4.3.1. Porosity Estimation

To determine the reservoir potential of the Ranikot Formation in the Mehar Field, the porosity of the Lower Ranikot Formation was estimated by conducting an inversion analysis on seismic data. The log correlation method was used to perform this estimation, which indicated the trend of changing porosity in the sandy portion of the Ranikot Formation by associating the porosity log and impedance log of the Mehar-02 well with a regression line from linear regression (Figure 9 (a)). The estimated porosity in the Lower Ranikot Formation ranged from 5% to 6%, as shown in Figure 9(b).

4.3.2. TOC Estimation

TOC is the organic carbon concentration in source rock, such as shale. TOC is usually found in higher amounts in source rocks, and its degree of maturation is variable and dependent on several factors, including pressure, temperature, and time. The quality of source rocks can be determined by the type of TOC present [37]. The lab technique used for estimating TOC is called vitrinite reflection, where a rock sample is crushed and examined, but this requires the core sample of the rock and is then integrated with the subsurface model [47, 48]. The correlation of logs makes it easy-to-get a general estimation of rock properties and helps in initial modeling, such as using a density log reciprocal model for TOC estimation [14]. Figure 10(a) shows a correlation between the impedance log and the TOC log for computing the TOC model of the Upper Ranikot. Figure 10(b) shows the final model and distribution of TOC for the Upper Ranikot, which indicates values of TOC around 2.0%.

5. Conclusions

The Ranikot Formation of the Central Indus Basin, which contains both sands and shales due to fluctuating sea levels, has significant porosity for the accumulation of hydrocarbons in its Lower Ranikot. In contrast, its Upper Ranikot shales form a seal for the hydrocarbon pool and potentially serve as source rock for younger reservoirs with high TOC concentration.
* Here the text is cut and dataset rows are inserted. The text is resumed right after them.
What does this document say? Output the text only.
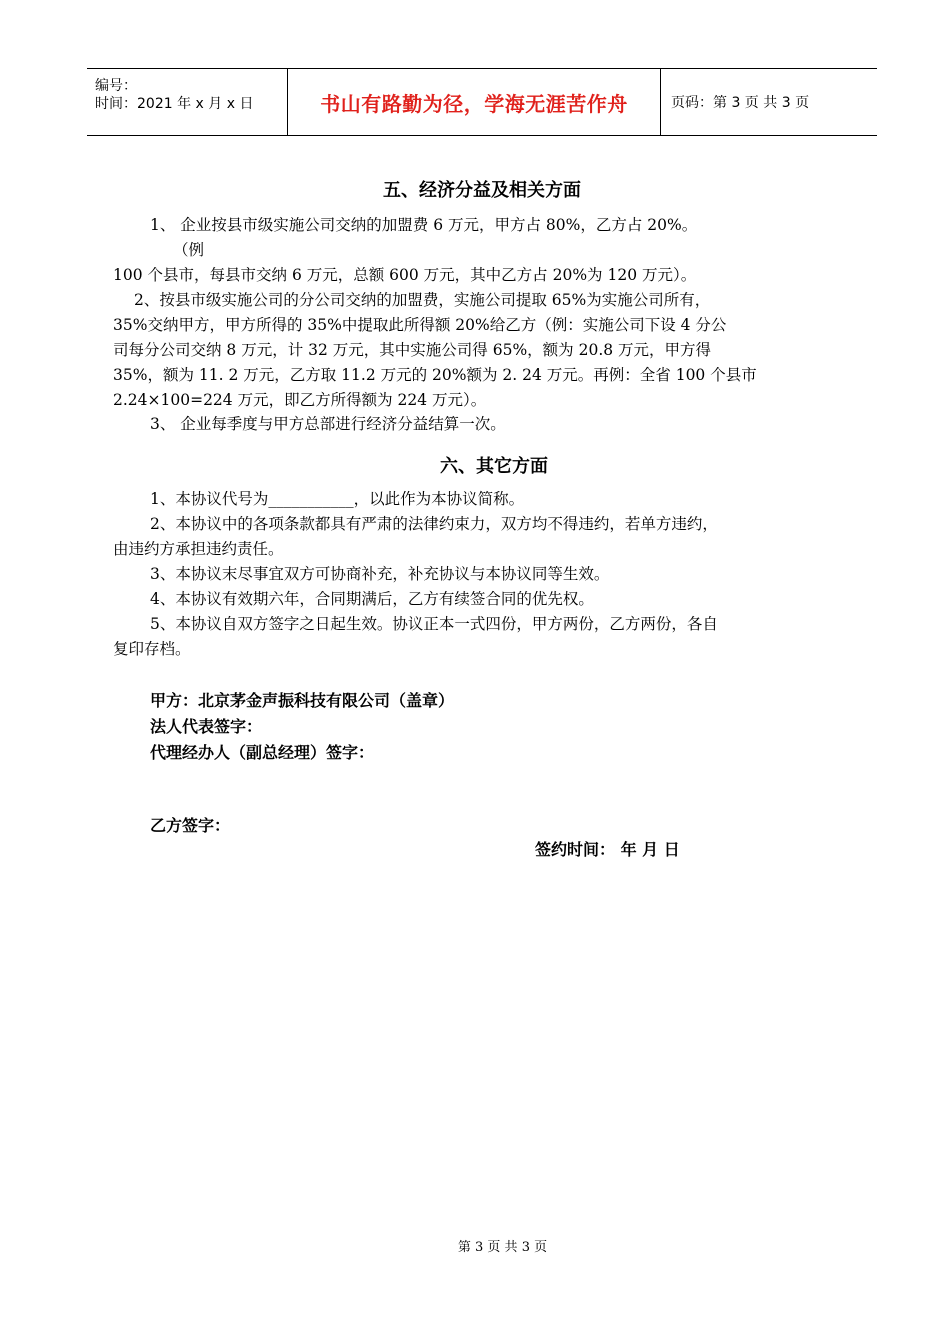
编号：
时间：2021 年 x 月 x 日	书山有路勤为径，学海无涯苦作舟	页码：第 3 页 共 3 页
五、经济分益及相关方面
1、 企业按县市级实施公司交纳的加盟费 6 万元，甲方占 80%，乙方占 20%。
（例
100 个县市，每县市交纳 6 万元，总额 600 万元，其中乙方占 20%为 120 万元）。
2、按县市级实施公司的分公司交纳的加盟费，实施公司提取 65%为实施公司所有，
35%交纳甲方，甲方所得的 35%中提取此所得额 20%给乙方（例：实施公司下设 4 分公
司每分公司交纳 8 万元，计 32 万元，其中实施公司得 65%，额为 20.8 万元，甲方得
35%，额为 11. 2 万元，乙方取 11.2 万元的 20%额为 2. 24 万元。再例：全省 100 个县市
2.24×100=224 万元，即乙方所得额为 224 万元）。
3、 企业每季度与甲方总部进行经济分益结算一次。
六、其它方面
1、本协议代号为___________，以此作为本协议简称。
2、本协议中的各项条款都具有严肃的法律约束力，双方均不得违约，若单方违约，
由违约方承担违约责任。
3、本协议末尽事宜双方可协商补充，补充协议与本协议同等生效。
4、本协议有效期六年，合同期满后，乙方有续签合同的优先权。
5、本协议自双方签字之日起生效。协议正本一式四份，甲方两份，乙方两份，各自
复印存档。
甲方：北京茅金声振科技有限公司（盖章）
法人代表签字：
代理经办人（副总经理）签字：
乙方签字：
签约时间： 年 月 日
第 3 页 共 3 页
Seismic data were utilized to assess the porosity and TOC content of the most significant formation in the Mehar Block of the Middle Indus Basin; these were estimated to be between 5.5% and 6.0% and TOC values around 2.0%, indicating good potential. However, if available, seismic estimation is usually higher than actual values obtained from more precise laboratory analysis of core samples and high-efficiency well logs.

Data Availability

The seismic and well data used to support the findings of this study are restricted by DGPC in order to protect data confidentiality. The datasets presented in this article are not readily available because the data used for this research is highly confidential and is the property of the DGPC. It can only be provided to university students for research purposes with permission from the DGPC.

Conflicts of Interest

The authors declare that they have no conflicts of interest.

Acknowledgments

The authors would like to express their utmost gratitude to the Directorate General of Petroleum Concession (DGPC) of Pakistan for providing the essential data required for this research. Furthermore, our special thanks and appreciation to LMK Resources Pakistan (Private) Limited (LMKR), Islamabad, Pakistan, GeoSoftware (HampsonRussell & PowerLog), and the Geophysical Lab of the Department of Earth and Environmental Sciences, Bahria University Islamabad, Pakistan, for providing the necessary platform and software to successfully conduct this research within the stipulated timeframe. This study is funded by the Higher Education Commission, Pakistan, under grant no. 20-14925/NRPU/R&D/HEC/2021/2020.